There is one man at the plant that knows what is going on with the worldwide financial system. He is the production superintendent for the plant, reports to only the plant manager, I have two supervisors between him and myself. Last night he called me about 8pm, which was very unusual because we normally stay in touch through email or sometimes, very seldom though, he comes to the unit I work in and we discuss what is going on at that time. His daughter works for Koch Industries in Wichita in marketing. She called him yesterday and told him they had a meeting with one of the Koch brothers giving the meeting. He came out and told his employees that we were about to go into unprecedented times. He said that their company was cash rich and they would be able to ride out the coming storm. One of her coworkers asked if we were going to have a recession or a depression. Mr. Koch answered that no we were going to have an economic collapse with a 40% devaluation of the dollar. I know you know who these Koch brothers are, with the money and inside connections they have wouldn’t you presume they have inside information.
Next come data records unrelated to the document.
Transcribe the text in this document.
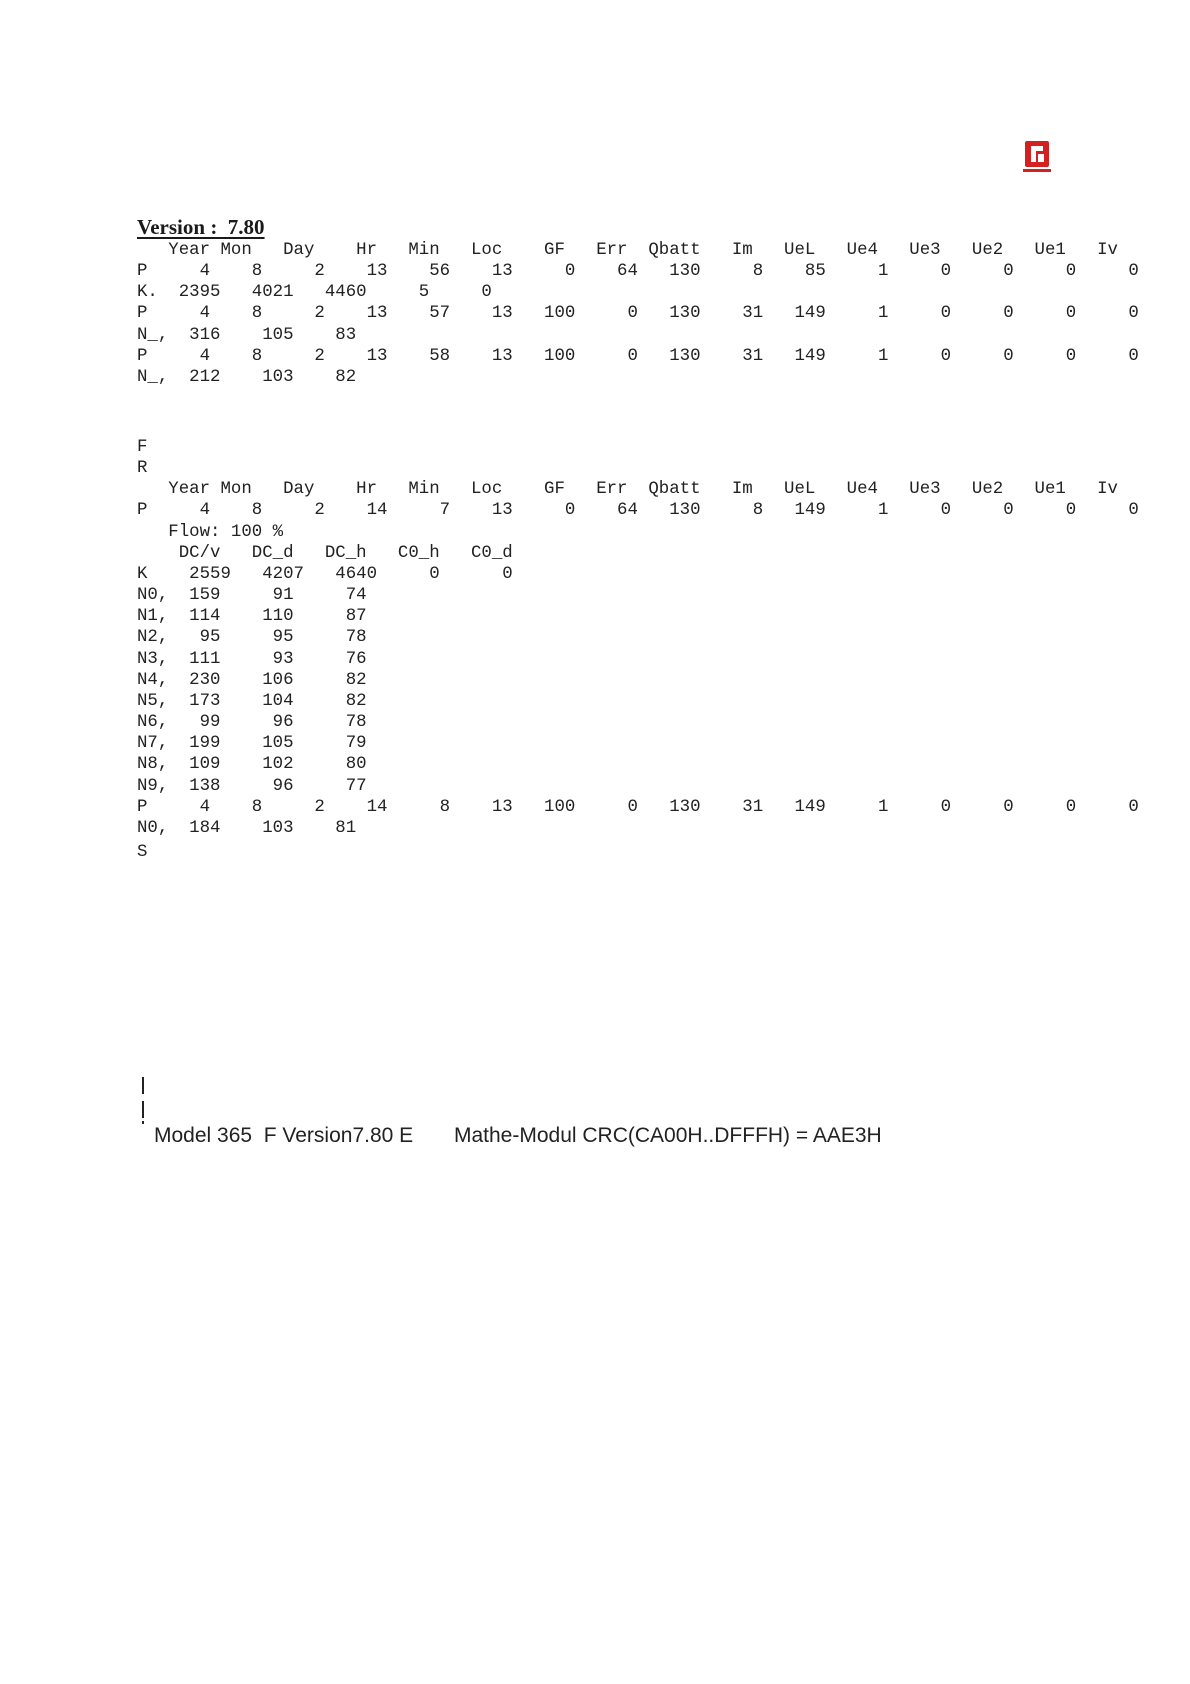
Version :  7.80
Year Mon   Day    Hr   Min   Loc    GF   Err  Qbatt   Im   UeL   Ue4   Ue3   Ue2   Ue1   Iv
P     4    8     2    13    56    13     0    64   130     8    85     1     0     0     0     0
K.  2395   4021   4460     5     0
P     4    8     2    13    57    13   100     0   130    31   149     1     0     0     0     0
N_,  316    105    83
P     4    8     2    13    58    13   100     0   130    31   149     1     0     0     0     0
N_,  212    103    82
F
R
Year Mon   Day    Hr   Min   Loc    GF   Err  Qbatt   Im   UeL   Ue4   Ue3   Ue2   Ue1   Iv
P     4    8     2    14     7    13     0    64   130     8   149     1     0     0     0     0
Flow: 100 %
DC/v   DC_d   DC_h   C0_h   C0_d
K    2559   4207   4640     0      0
N0,  159     91     74
N1,  114    110     87
N2,   95     95     78
N3,  111     93     76
N4,  230    106     82
N5,  173    104     82
N6,   99     96     78
N7,  199    105     79
N8,  109    102     80
N9,  138     96     77
P     4    8     2    14     8    13   100     0   130    31   149     1     0     0     0     0
N0,  184    103    81
S
Model 365  F Version7.80 E       Mathe-Modul CRC(CA00H..DFFFH) = AAE3H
My superintendent’s daughter told her father that Mr. Koch sounded just like him with the speech he gave, because her father has been telling his 2 daughters for years to get ready for the collapse and they have. My job allows me to read probably 11 hours a night when I work days and on weekend days. I started researching our financial system in 2008 because of what went down back then. It is totally amazing to me now that we have a system that is totally manipulated by TPTB constantly and people don’t have a clue about what is really going on. We really do live in the Matrix.
R

Time will tell if this information proves to be prophetic.  Someone asked me today if I thought a collapse was right around the corner.  I answered that, with the enormous effort being exerted by the Fed and other western Central Banks to keep the system from collapsing, there’s no way to know with any reasonable degree of accuracy.  But I said that I would be surprised if the system makes through 2016 intact.